O professor católico é o guardador na escola das tradições religiosas da família católica. Entregando-lhe os filhos, os pais sabem que os restitui bons, ou até melhores do que eram antes. O professor católico é cooperador ativo do sacerdócio a que Cristo confiou os seus interesses mais sagrados: o de pregar o Evangelho e de ensinar a observar tudo o que Ele mesmo ensinou.
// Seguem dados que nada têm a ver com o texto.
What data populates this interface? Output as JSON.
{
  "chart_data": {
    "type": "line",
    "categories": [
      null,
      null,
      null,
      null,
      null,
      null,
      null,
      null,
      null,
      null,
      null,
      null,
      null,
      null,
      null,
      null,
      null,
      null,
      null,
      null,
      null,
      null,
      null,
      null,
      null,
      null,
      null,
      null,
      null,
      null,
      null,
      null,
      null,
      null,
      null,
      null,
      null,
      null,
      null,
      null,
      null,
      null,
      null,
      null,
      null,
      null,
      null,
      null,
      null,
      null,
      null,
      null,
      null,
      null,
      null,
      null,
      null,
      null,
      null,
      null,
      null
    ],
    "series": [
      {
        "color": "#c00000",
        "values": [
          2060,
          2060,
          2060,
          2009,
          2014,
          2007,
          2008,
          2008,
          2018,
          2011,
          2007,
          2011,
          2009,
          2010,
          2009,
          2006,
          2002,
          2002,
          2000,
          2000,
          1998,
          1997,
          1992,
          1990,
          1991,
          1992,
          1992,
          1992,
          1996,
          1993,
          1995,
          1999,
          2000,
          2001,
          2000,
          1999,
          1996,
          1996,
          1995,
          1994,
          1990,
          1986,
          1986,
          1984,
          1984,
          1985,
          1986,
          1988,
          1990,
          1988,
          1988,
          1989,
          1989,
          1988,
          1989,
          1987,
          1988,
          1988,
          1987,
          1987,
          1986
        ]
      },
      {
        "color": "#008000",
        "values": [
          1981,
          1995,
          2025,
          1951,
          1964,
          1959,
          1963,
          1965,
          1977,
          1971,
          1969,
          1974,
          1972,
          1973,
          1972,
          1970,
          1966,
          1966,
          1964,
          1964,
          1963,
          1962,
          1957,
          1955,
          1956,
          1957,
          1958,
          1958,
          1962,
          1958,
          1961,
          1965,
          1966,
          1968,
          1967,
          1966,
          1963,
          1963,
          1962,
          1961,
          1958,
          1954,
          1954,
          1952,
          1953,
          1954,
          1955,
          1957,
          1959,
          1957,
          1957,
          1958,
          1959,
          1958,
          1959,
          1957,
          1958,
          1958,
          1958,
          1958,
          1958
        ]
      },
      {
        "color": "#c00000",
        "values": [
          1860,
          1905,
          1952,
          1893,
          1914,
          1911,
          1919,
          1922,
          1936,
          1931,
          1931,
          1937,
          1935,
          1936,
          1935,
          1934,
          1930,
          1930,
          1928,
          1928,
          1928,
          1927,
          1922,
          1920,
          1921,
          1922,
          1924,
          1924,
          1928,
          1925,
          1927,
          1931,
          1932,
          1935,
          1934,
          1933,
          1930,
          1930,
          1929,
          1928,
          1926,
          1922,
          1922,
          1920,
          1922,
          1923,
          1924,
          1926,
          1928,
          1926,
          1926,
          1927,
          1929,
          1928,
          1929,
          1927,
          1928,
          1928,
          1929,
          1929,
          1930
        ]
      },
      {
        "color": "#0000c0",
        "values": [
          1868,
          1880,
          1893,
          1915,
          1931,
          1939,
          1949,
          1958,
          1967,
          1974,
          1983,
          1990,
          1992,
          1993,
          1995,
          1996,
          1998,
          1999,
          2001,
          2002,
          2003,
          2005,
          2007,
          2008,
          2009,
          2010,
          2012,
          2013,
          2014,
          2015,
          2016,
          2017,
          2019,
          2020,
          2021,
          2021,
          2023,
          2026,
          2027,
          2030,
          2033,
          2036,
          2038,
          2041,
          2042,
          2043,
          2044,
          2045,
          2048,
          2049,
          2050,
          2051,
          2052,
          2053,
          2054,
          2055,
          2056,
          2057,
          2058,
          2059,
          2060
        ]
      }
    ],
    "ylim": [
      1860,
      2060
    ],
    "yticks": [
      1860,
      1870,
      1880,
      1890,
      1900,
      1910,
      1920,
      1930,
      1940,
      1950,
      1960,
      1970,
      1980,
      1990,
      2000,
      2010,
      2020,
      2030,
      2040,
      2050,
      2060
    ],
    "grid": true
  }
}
Para poder digna e eficazmente se desempenhar desta alta missão, é preciso que siga os princípios do grande Mestre que foi Pompílio Maria Pirrotti. Embora não seja sacerdote, em primeiro lugar, deve trabalhar pela sua própria santificação, exercitando-se constantemente na caridade, na paciência, na mansidão e na humildade. Assim, se suas palavras convencem, seu exemplo arrasta. Não deve ter em mira outra ambição senão esta: trabalhar pela glória de Deus, isto é, para que Cristo venha a reinar nos corações dos seus educandos.
Pode haver elogio maior do professorado católico do que aquele que se acha na célebre profecia do profeta Daniel (12, 3)? Que diz: “Aqueles que tiverem ensinado a muitos o caminho da justiça (da virtude) luzirão como as estrelas por toda a eternidade”.